We were of­ten crit­i­cized be­fore for Ukraine’s neu­tral sta­tus recorded in the Con­sti­tu­tion. That didn’t ex­ist. Still, many politi­cians were se­ri­ously talk­ing about it. It’s the same thing with the [oc­cu­pied] ter­ri­tory. There are var­i­ous ap­proaches de­bated by schol­ars on whether Art. 5 can ap­ply to the ter­ri­tory which the state does not con­trol. This should be left up to the ex­perts. It has noth­ing to with MAP. I like this phrase I hear when I ask whether things re­ally are so dif­fi­cult and whether we re­ally need to ful­fill MAP? In the past, these things were done through po­lit­i­cal de­ci­sions, with no com­pli­cated plans or pro­grams (Turkey and Greece were ac­cepted de­spite the un­re­solved con­flict). What I hear in re­sponse is that it’s a “mov­ing tar­get” in NATO’s ter­mi­nol­ogy.
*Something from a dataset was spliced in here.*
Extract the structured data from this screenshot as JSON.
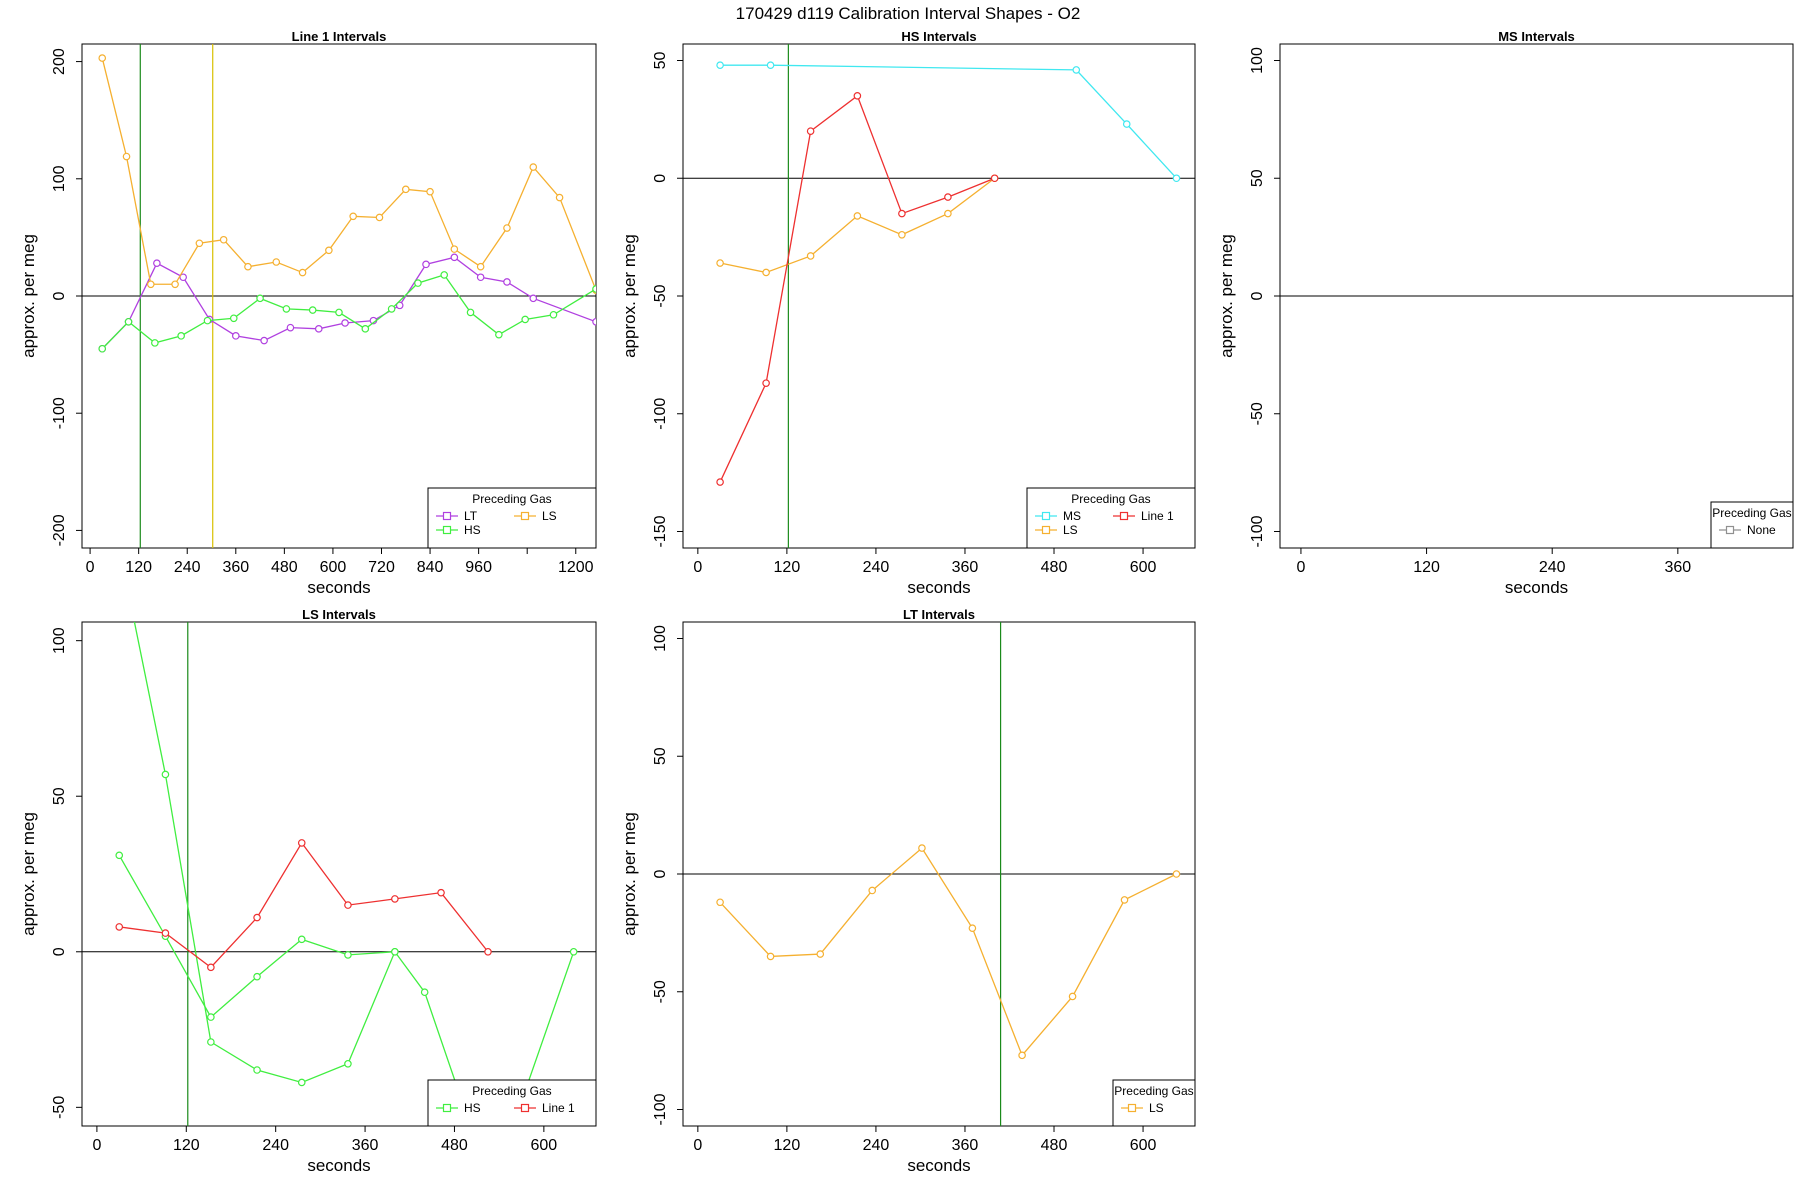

This means that we plan to join the bloc to­day, while it will be a dif­fer­ent or­ga­ni­za­tion ten years later with dif­fer­ent de­mands and ex­pec­ta­tions. By the time we get closer to it, the or­ga­ni­za­tion will change more. There­fore, we must change per­ma­nently and re­form our­selves so that we at least keep up with the mov­ing tar­get. But we are not do­ing it for NATO. If our sol­diers looked like NATO troops from day one, had the same dis­ci­pline and could fight like NATO troops do, the war would be dif­fer­ent, I’m sure. No­body would have de­cided to let their forces out in the streets just like that, with Rus­sian in­signia or not. If the [Ukrainian] army had ful­filled or­ders and shot when nec­es­sary, the re­sult would have been dif­fer­ent.
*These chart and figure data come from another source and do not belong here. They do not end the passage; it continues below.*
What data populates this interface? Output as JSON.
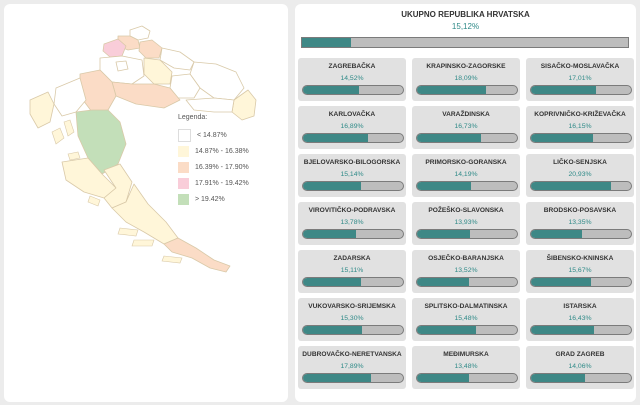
{
  "legend": {
    "title": "Legenda:",
    "items": [
      {
        "label": "< 14.87%",
        "color": "#ffffff"
      },
      {
        "label": "14.87% - 16.38%",
        "color": "#fff6d9"
      },
      {
        "label": "16.39% - 17.90%",
        "color": "#fbdcc6"
      },
      {
        "label": "17.91% - 19.42%",
        "color": "#f9cdd9"
      },
      {
        "label": "> 19.42%",
        "color": "#c3dfb9"
      }
    ]
  },
  "total": {
    "name": "UKUPNO REPUBLIKA HRVATSKA",
    "value": "15,12%",
    "fraction": 0.1512
  },
  "counties": [
    {
      "name": "ZAGREBAČKA",
      "value": "14,52%",
      "fraction": 0.1452
    },
    {
      "name": "KRAPINSKO-ZAGORSKE",
      "value": "18,09%",
      "fraction": 0.1809
    },
    {
      "name": "SISAČKO-MOSLAVAČKA",
      "value": "17,01%",
      "fraction": 0.1701
    },
    {
      "name": "KARLOVAČKA",
      "value": "16,89%",
      "fraction": 0.1689
    },
    {
      "name": "VARAŽDINSKA",
      "value": "16,73%",
      "fraction": 0.1673
    },
    {
      "name": "KOPRIVNIČKO-KRIŽEVAČKA",
      "value": "16,15%",
      "fraction": 0.1615
    },
    {
      "name": "BJELOVARSKO-BILOGORSKA",
      "value": "15,14%",
      "fraction": 0.1514
    },
    {
      "name": "PRIMORSKO-GORANSKA",
      "value": "14,19%",
      "fraction": 0.1419
    },
    {
      "name": "LIČKO-SENJSKA",
      "value": "20,93%",
      "fraction": 0.2093
    },
    {
      "name": "VIROVITIČKO-PODRAVSKA",
      "value": "13,78%",
      "fraction": 0.1378
    },
    {
      "name": "POŽEŠKO-SLAVONSKA",
      "value": "13,93%",
      "fraction": 0.1393
    },
    {
      "name": "BRODSKO-POSAVSKA",
      "value": "13,35%",
      "fraction": 0.1335
    },
    {
      "name": "ZADARSKA",
      "value": "15,11%",
      "fraction": 0.1511
    },
    {
      "name": "OSJEČKO-BARANJSKA",
      "value": "13,52%",
      "fraction": 0.1352
    },
    {
      "name": "ŠIBENSKO-KNINSKA",
      "value": "15,67%",
      "fraction": 0.1567
    },
    {
      "name": "VUKOVARSKO-SRIJEMSKA",
      "value": "15,30%",
      "fraction": 0.153
    },
    {
      "name": "SPLITSKO-DALMATINSKA",
      "value": "15,48%",
      "fraction": 0.1548
    },
    {
      "name": "ISTARSKA",
      "value": "16,43%",
      "fraction": 0.1643
    },
    {
      "name": "DUBROVAČKO-NERETVANSKA",
      "value": "17,89%",
      "fraction": 0.1789
    },
    {
      "name": "MEĐIMURSKA",
      "value": "13,48%",
      "fraction": 0.1348
    },
    {
      "name": "GRAD ZAGREB",
      "value": "14,06%",
      "fraction": 0.1406
    }
  ],
  "colors": {
    "bar_fill": "#3e8886",
    "bar_track": "#bdbdbd",
    "value_text": "#2f8a88"
  }
}
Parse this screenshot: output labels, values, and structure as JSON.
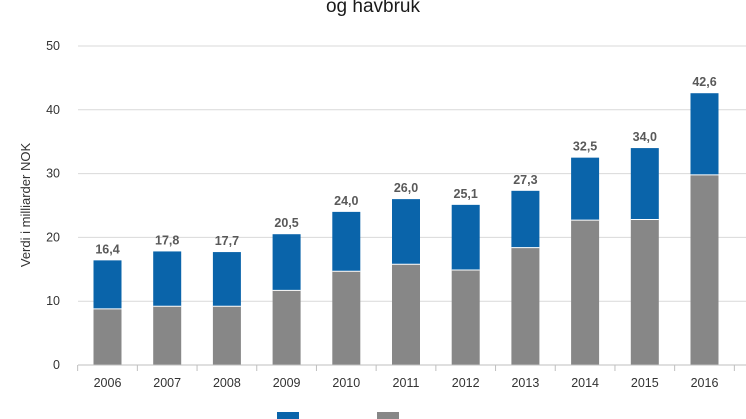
{
  "chart_data": {
    "type": "bar",
    "title": "og havbruk",
    "ylabel": "Verdi i milliarder NOK",
    "xlabel": "",
    "ylim": [
      0,
      50
    ],
    "yticks": [
      0,
      10,
      20,
      30,
      40,
      50
    ],
    "grid": true,
    "stacked": true,
    "categories": [
      "2006",
      "2007",
      "2008",
      "2009",
      "2010",
      "2011",
      "2012",
      "2013",
      "2014",
      "2015",
      "2016"
    ],
    "series": [
      {
        "color": "#878787",
        "values": [
          8.8,
          9.2,
          9.2,
          11.7,
          14.7,
          15.8,
          14.9,
          18.4,
          22.7,
          22.8,
          29.8
        ]
      },
      {
        "color": "#0a64aa",
        "values": [
          7.6,
          8.6,
          8.5,
          8.8,
          9.3,
          10.2,
          10.2,
          8.9,
          9.8,
          11.2,
          12.8
        ]
      }
    ],
    "totals": [
      "16,4",
      "17,8",
      "17,7",
      "20,5",
      "24,0",
      "26,0",
      "25,1",
      "27,3",
      "32,5",
      "34,0",
      "42,6"
    ],
    "legend_position": "bottom"
  }
}
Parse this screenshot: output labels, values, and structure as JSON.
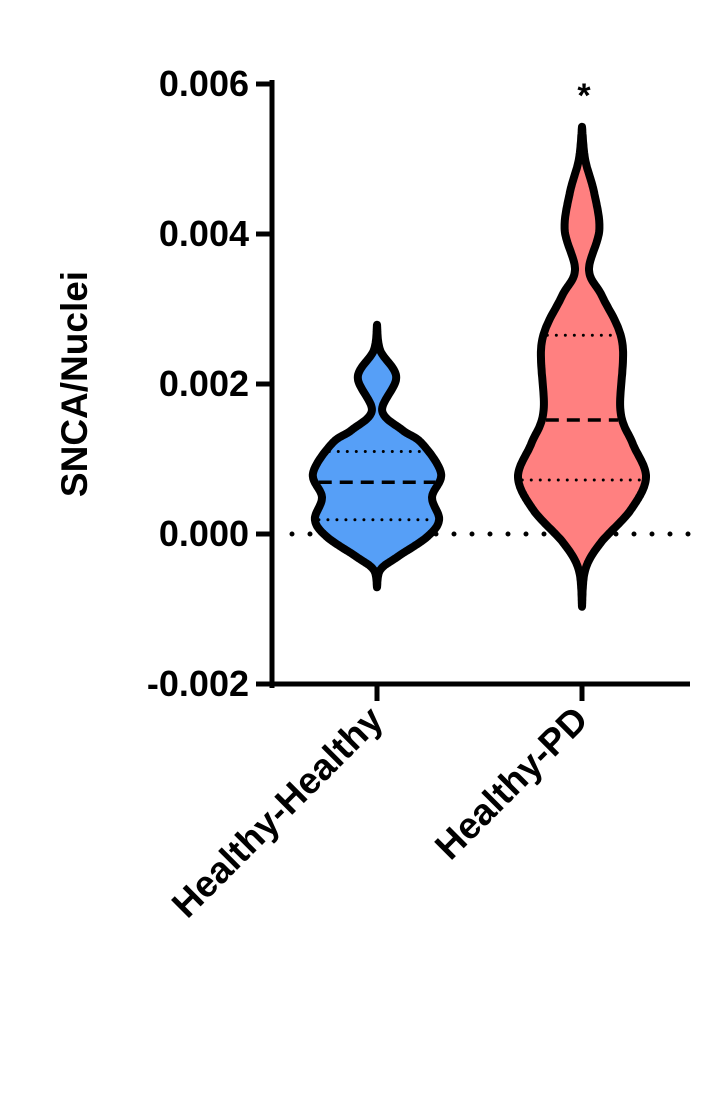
{
  "chart_data": {
    "type": "violin",
    "title": "",
    "xlabel": "",
    "ylabel": "SNCA/Nuclei",
    "ylim": [
      -0.002,
      0.006
    ],
    "yticks": [
      "-0.002",
      "0.000",
      "0.002",
      "0.004",
      "0.006"
    ],
    "ytick_values": [
      -0.002,
      0,
      0.002,
      0.004,
      0.006
    ],
    "reference_line": 0,
    "grid": false,
    "categories": [
      "Healthy-Healthy",
      "Healthy-PD"
    ],
    "series": [
      {
        "name": "Healthy-Healthy",
        "color": "#569ff7",
        "min": -0.00071,
        "max": 0.00279,
        "q1": 0.00019,
        "median": 0.00069,
        "q3": 0.0011,
        "density_profile": [
          [
            0.00279,
            0
          ],
          [
            0.00245,
            0.05
          ],
          [
            0.00209,
            0.3
          ],
          [
            0.00165,
            0.08
          ],
          [
            0.00139,
            0.39
          ],
          [
            0.00121,
            0.7
          ],
          [
            0.00081,
            1.0
          ],
          [
            0.00049,
            0.86
          ],
          [
            0.00019,
            0.97
          ],
          [
            -4e-05,
            0.78
          ],
          [
            -0.00031,
            0.31
          ],
          [
            -0.00048,
            0.05
          ],
          [
            -0.00071,
            0
          ]
        ],
        "annotation": ""
      },
      {
        "name": "Healthy-PD",
        "color": "#ff8080",
        "min": -0.00097,
        "max": 0.00543,
        "q1": 0.00072,
        "median": 0.00152,
        "q3": 0.00265,
        "density_profile": [
          [
            0.00543,
            0
          ],
          [
            0.00499,
            0.05
          ],
          [
            0.00455,
            0.19
          ],
          [
            0.00405,
            0.27
          ],
          [
            0.00352,
            0.11
          ],
          [
            0.00316,
            0.32
          ],
          [
            0.00255,
            0.63
          ],
          [
            0.00165,
            0.6
          ],
          [
            0.00121,
            0.79
          ],
          [
            0.00076,
            1.0
          ],
          [
            0.00032,
            0.76
          ],
          [
            -0.00012,
            0.29
          ],
          [
            -0.00048,
            0.05
          ],
          [
            -0.00097,
            0
          ]
        ],
        "annotation": "*"
      }
    ]
  }
}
There is an ac­tive de­bate on civil­ian con­trol over the army, es­pe­cially in the con­text of the De-Oc­cu­pa­tion Law which ex­pands the pow­ers of the mil­i­tary. One of the changes is a civil­ian min­is­ter of de­fense. This is of­ten re­ferred to as NATO’s re­quire­ment. Does the Al­liance re­ally in­sist on Ukraine hav­ing a civil­ian as de­fense min­is­ter? What are NATO’s rec­om­men­da­tions on this?

— Civil­ian con­trol over the armed forces and se­cu­rity sec­tor is one of the key is­sues of in­ter­est for NATO. Ev­ery na­tion de­cides on ways to ac­com­plish this. There is no uni­ver­sal recipe, but there is an un­der­stand­ing that the Armed Forces should be ac­count­able to the peo­ple, in­clud­ing through par­lia­ment.

There­fore, it is rea­son­able to ex­pect that Ukraine’s De­fense Min­istry will be headed by a rep­re­sen­ta­tive of the rul­ing po­lit­i­cal force. This is about open­ness and ac­count­abil­ity, in­clud­ing fi­nan­cial ac­count­abil­ity. In a nut­shell, all recipes for a more open and ac­count­able gov­ern­ment can be fully ap­plied to the Armed Forces and the De­fense Min­istry.